Obama made US more vulnerable to missile attacks from North Korea
...I have long argued that boost phase missile defense is the most lethal because it does not give an adversary an ability to launch decoys while in flight that complicates the shoot down. Democrats have long opposed missile defense and now North Korea is targeting Democrat controlled cities in this country. They can't blame Trump for this failure. It is on them.
It is true that Barack Obama left behind a significant missile-defense legacy: By cutting programs before they were complete, slashing defense funding, and embracing a risky and unproven strategy, he left the United States vulnerable to ICBM attacks from hostile nations such as North Korea and Iran.
The story begins with President Bill Clinton, who in 1993 cancelled the Ground-Based Interceptors (GBI) program — a component of the Ground-based Midcourse Defense (GMD) system, which can protect against ICBMs and is located at Fort Greely, Alaska, and Vandenberg Air Force Base in California. By 2008, President George W. Bush had asked for 44 GBIs, but Obama cut the program back to 30 within weeks of his inauguration. Ten of these GBIs were slated to be based in Poland, but they were cut along with a Ground-Based Radar in the Czech Republic, which not only made the U.S. more vulnerable to threats from Iran, but appeased Russia. Moscow celebrated the European GBI cancellation as a diplomatic victory.

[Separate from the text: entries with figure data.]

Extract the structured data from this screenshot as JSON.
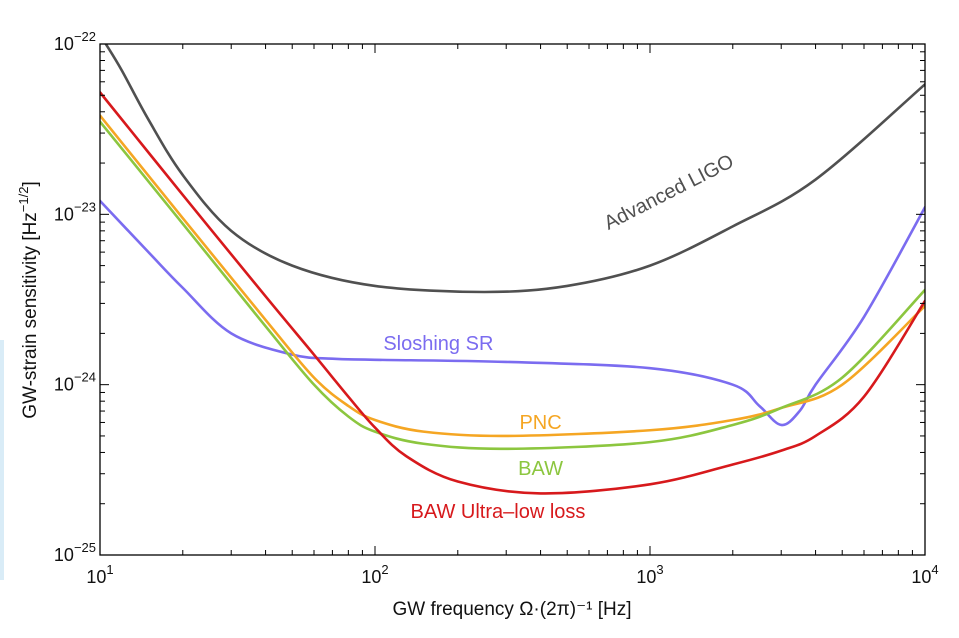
{
  "chart_data": {
    "type": "line",
    "xscale": "log",
    "yscale": "log",
    "xlim": [
      10,
      10000
    ],
    "ylim": [
      1e-25,
      1e-22
    ],
    "xlabel": "GW frequency Ω·(2π)⁻¹ [Hz]",
    "ylabel": "GW-strain sensitivity [Hz",
    "ylabel_sup": "−1/2",
    "ylabel_end": "]",
    "xticks": [
      {
        "value": 10,
        "base": "10",
        "exp": "1"
      },
      {
        "value": 100,
        "base": "10",
        "exp": "2"
      },
      {
        "value": 1000,
        "base": "10",
        "exp": "3"
      },
      {
        "value": 10000,
        "base": "10",
        "exp": "4"
      }
    ],
    "yticks": [
      {
        "value": 1e-25,
        "base": "10",
        "exp": "−25"
      },
      {
        "value": 1e-24,
        "base": "10",
        "exp": "−24"
      },
      {
        "value": 1e-23,
        "base": "10",
        "exp": "−23"
      },
      {
        "value": 1e-22,
        "base": "10",
        "exp": "−22"
      }
    ],
    "grid": false,
    "series": [
      {
        "name": "Advanced LIGO",
        "color": "#505050",
        "x": [
          10.5,
          12,
          15,
          20,
          30,
          50,
          100,
          250,
          500,
          1000,
          2000,
          4000,
          10000
        ],
        "y": [
          1e-22,
          7e-23,
          3.6e-23,
          1.7e-23,
          8e-24,
          5e-24,
          3.8e-24,
          3.5e-24,
          3.8e-24,
          5e-24,
          8.5e-24,
          1.6e-23,
          5.8e-23
        ]
      },
      {
        "name": "Sloshing SR",
        "color": "#7b6cf0",
        "x": [
          10,
          15,
          20,
          30,
          50,
          70,
          100,
          300,
          1000,
          2000,
          2500,
          3000,
          3500,
          4000,
          6000,
          10000
        ],
        "y": [
          1.2e-23,
          6e-24,
          3.7e-24,
          2e-24,
          1.5e-24,
          1.42e-24,
          1.4e-24,
          1.36e-24,
          1.25e-24,
          1e-24,
          7.5e-25,
          5.8e-25,
          7e-25,
          1e-24,
          2.5e-24,
          1.1e-23
        ]
      },
      {
        "name": "PNC",
        "color": "#f5a623",
        "x": [
          10,
          20,
          40,
          60,
          80,
          100,
          150,
          300,
          1000,
          2000,
          3000,
          5000,
          10000
        ],
        "y": [
          3.8e-23,
          9.5e-24,
          2.4e-24,
          1.1e-24,
          7.5e-25,
          6.2e-25,
          5.3e-25,
          5e-25,
          5.4e-25,
          6.2e-25,
          7.3e-25,
          1e-24,
          2.9e-24
        ]
      },
      {
        "name": "BAW",
        "color": "#8cc63f",
        "x": [
          10,
          20,
          40,
          60,
          80,
          100,
          150,
          300,
          1000,
          2000,
          3000,
          5000,
          10000
        ],
        "y": [
          3.5e-23,
          8.8e-24,
          2.2e-24,
          1e-24,
          6.5e-25,
          5.3e-25,
          4.5e-25,
          4.2e-25,
          4.6e-25,
          5.8e-25,
          7.3e-25,
          1.1e-24,
          3.6e-24
        ]
      },
      {
        "name": "BAW Ultra–low loss",
        "color": "#d7191c",
        "x": [
          10,
          20,
          40,
          60,
          80,
          100,
          130,
          200,
          400,
          1000,
          2000,
          3000,
          4000,
          6000,
          10000
        ],
        "y": [
          5.2e-23,
          1.3e-23,
          3.3e-24,
          1.5e-24,
          8.5e-25,
          5.6e-25,
          3.8e-25,
          2.7e-25,
          2.3e-25,
          2.6e-25,
          3.4e-25,
          4.1e-25,
          5e-25,
          8.5e-25,
          3.1e-24
        ]
      }
    ],
    "annotations": [
      {
        "text": "Advanced LIGO",
        "series": "Advanced LIGO",
        "x": 1200,
        "y": 1.25e-23,
        "angle": -27,
        "color": "#505050"
      },
      {
        "text": "Sloshing SR",
        "series": "Sloshing SR",
        "x": 170,
        "y": 1.6e-24,
        "angle": 0,
        "color": "#7b6cf0"
      },
      {
        "text": "PNC",
        "series": "PNC",
        "x": 400,
        "y": 5.5e-25,
        "angle": 0,
        "color": "#f5a623"
      },
      {
        "text": "BAW",
        "series": "BAW",
        "x": 400,
        "y": 2.95e-25,
        "angle": 0,
        "color": "#8cc63f"
      },
      {
        "text": "BAW Ultra–low loss",
        "series": "BAW Ultra–low loss",
        "x": 280,
        "y": 1.65e-25,
        "angle": 0,
        "color": "#d7191c"
      }
    ]
  }
}
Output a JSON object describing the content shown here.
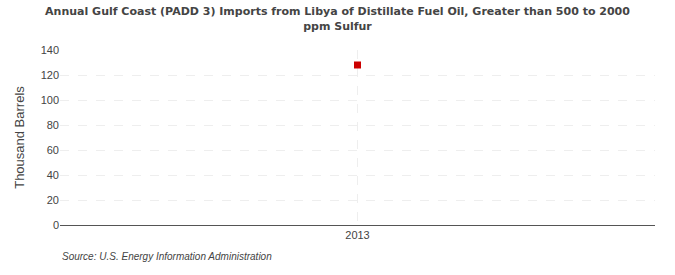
{
  "chart_data": {
    "type": "scatter",
    "title": "Annual Gulf Coast (PADD 3) Imports from Libya of Distillate Fuel Oil, Greater than 500 to 2000\nppm Sulfur",
    "x": [
      2013
    ],
    "values": [
      128
    ],
    "color": "#cc0000",
    "marker": "square",
    "ylabel": "Thousand Barrels",
    "xlim": [
      2012.4,
      2013.6
    ],
    "xticks": [
      2013
    ],
    "ylim": [
      0,
      140
    ],
    "yticks": [
      0,
      20,
      40,
      60,
      80,
      100,
      120,
      140
    ],
    "grid": true,
    "source": "Source: U.S. Energy Information Administration"
  }
}
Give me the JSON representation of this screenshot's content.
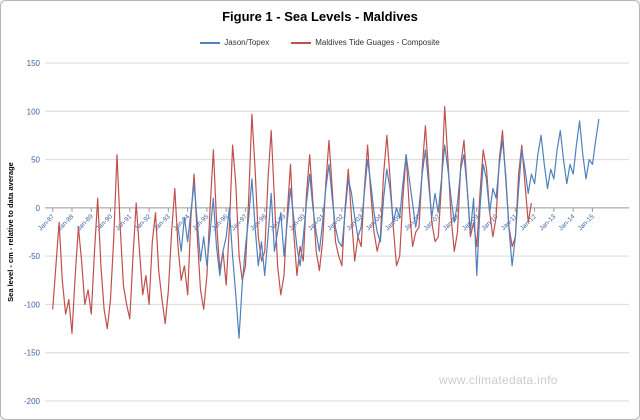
{
  "title": "Figure 1 - Sea Levels - Maldives",
  "watermark": "www.climatedata.info",
  "legend": {
    "items": [
      {
        "label": "Jason/Topex",
        "color": "#4F81BD"
      },
      {
        "label": "Maldives Tide Guages - Composite",
        "color": "#C0504D"
      }
    ]
  },
  "colors": {
    "grid": "#d9d9d9",
    "axis": "#9a9a9a",
    "tick_label": "#3c63a6",
    "series_blue": "#4F81BD",
    "series_red": "#C0504D",
    "watermark": "#cccccc"
  },
  "chart_data": {
    "type": "line",
    "title": "Figure 1 - Sea Levels - Maldives",
    "xlabel": "",
    "ylabel": "Sea level - cm - relative to data average",
    "ylim": [
      -200,
      150
    ],
    "y_tick_values": [
      150,
      100,
      50,
      0,
      -50,
      -100,
      -150,
      -200
    ],
    "xlim": [
      1986.6,
      2016.9
    ],
    "x_tick_years": [
      1987,
      1988,
      1989,
      1990,
      1991,
      1992,
      1993,
      1994,
      1995,
      1996,
      1997,
      1998,
      1999,
      2000,
      2001,
      2002,
      2003,
      2004,
      2005,
      2006,
      2007,
      2008,
      2009,
      2010,
      2011,
      2012,
      2013,
      2014,
      2015
    ],
    "x_tick_labels": [
      "Jan-87",
      "Jan-88",
      "Jan-89",
      "Jan-90",
      "Jan-91",
      "Jan-92",
      "Jan-93",
      "Jan-94",
      "Jan-95",
      "Jan-96",
      "Jan-97",
      "Jan-98",
      "Jan-99",
      "Jan-00",
      "Jan-01",
      "Jan-02",
      "Jan-03",
      "Jan-04",
      "Jan-05",
      "Jan-06",
      "Jan-07",
      "Jan-08",
      "Jan-09",
      "Jan-10",
      "Jan-11",
      "Jan-12",
      "Jan-13",
      "Jan-14",
      "Jan-15"
    ],
    "grid": true,
    "legend_position": "top",
    "series": [
      {
        "name": "Maldives Tide Guages - Composite",
        "color": "#C0504D",
        "start_year": 1987.0,
        "step_years": 0.1667,
        "values": [
          -105,
          -60,
          -15,
          -75,
          -110,
          -95,
          -130,
          -70,
          -20,
          -55,
          -100,
          -85,
          -110,
          -45,
          10,
          -60,
          -105,
          -125,
          -95,
          -30,
          55,
          -20,
          -80,
          -100,
          -115,
          -50,
          5,
          -45,
          -90,
          -70,
          -100,
          -35,
          -5,
          -65,
          -95,
          -120,
          -85,
          -25,
          20,
          -40,
          -75,
          -60,
          -90,
          -10,
          35,
          -30,
          -85,
          -105,
          -70,
          0,
          60,
          -15,
          -65,
          -45,
          -80,
          -20,
          65,
          25,
          -50,
          -75,
          -60,
          10,
          97,
          40,
          -30,
          -55,
          -45,
          30,
          80,
          10,
          -60,
          -90,
          -70,
          -5,
          45,
          -25,
          -70,
          -40,
          -55,
          15,
          55,
          5,
          -45,
          -65,
          -35,
          25,
          70,
          20,
          -35,
          -50,
          -60,
          0,
          40,
          -10,
          -55,
          -30,
          -40,
          20,
          65,
          15,
          -25,
          -45,
          -30,
          35,
          75,
          30,
          -20,
          -60,
          -50,
          10,
          55,
          0,
          -40,
          -25,
          -20,
          40,
          85,
          35,
          -15,
          -35,
          -30,
          25,
          105,
          50,
          -10,
          -45,
          -25,
          45,
          70,
          20,
          -30,
          -15,
          -40,
          15,
          60,
          40,
          -5,
          -30,
          -10,
          50,
          80,
          30,
          -20,
          -40,
          -30,
          35,
          65,
          25,
          -15,
          5
        ]
      },
      {
        "name": "Jason/Topex",
        "color": "#4F81BD",
        "start_year": 1993.5,
        "step_years": 0.1667,
        "values": [
          -20,
          -45,
          -10,
          -35,
          -5,
          25,
          -15,
          -55,
          -30,
          -60,
          -25,
          10,
          -40,
          -70,
          -45,
          -30,
          0,
          -50,
          -90,
          -135,
          -80,
          -40,
          -10,
          30,
          -20,
          -60,
          -35,
          -70,
          -30,
          15,
          -45,
          -25,
          -5,
          -50,
          -15,
          20,
          -10,
          -40,
          -60,
          -30,
          5,
          35,
          0,
          -25,
          -45,
          -15,
          20,
          45,
          10,
          -20,
          -35,
          -40,
          -5,
          30,
          15,
          -10,
          -30,
          -20,
          15,
          50,
          25,
          -5,
          -25,
          -35,
          10,
          40,
          20,
          -15,
          0,
          -10,
          25,
          55,
          30,
          5,
          -20,
          0,
          35,
          60,
          25,
          -10,
          15,
          -5,
          30,
          65,
          40,
          10,
          -15,
          5,
          40,
          55,
          20,
          -25,
          10,
          -70,
          0,
          45,
          30,
          -5,
          20,
          10,
          45,
          70,
          35,
          -20,
          -60,
          -30,
          20,
          60,
          40,
          15,
          35,
          25,
          55,
          75,
          45,
          20,
          40,
          30,
          60,
          80,
          50,
          25,
          45,
          35,
          65,
          90,
          55,
          30,
          50,
          45,
          70,
          92
        ]
      }
    ]
  }
}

Obama, however, didn’t leave Europe completely undefended. In 2009, he announced the European Phased Adaptive Approach (EPAA) program, which was designed to protect the U.S. from missile attacks originating in Iran. But of EPAA’s four phases, only the last — the SM-3 Block IIB program — delivered on this promise, and it was the only phase of the EPAA Obama cut, making the program only useful as a deterrent to missile attacks on Europe.
That said, no boost-phase anti-missile programs survived the Obama administration. These technologies target a missile while it’s still launching — the heat signature from the booster makes tracking the missile much easier. The Airborne Laser (ABL) and Kinetic Energy Interceptor (KEI) programs are especially important, because they would be effective against North Korean ICBMs. Japan even wanted to join the ABL program, which was testing well before cancellation. The boost-phase programs, however, drew most of Director O’Reilly’s skepticism; he argued they were too expensive and too complicated.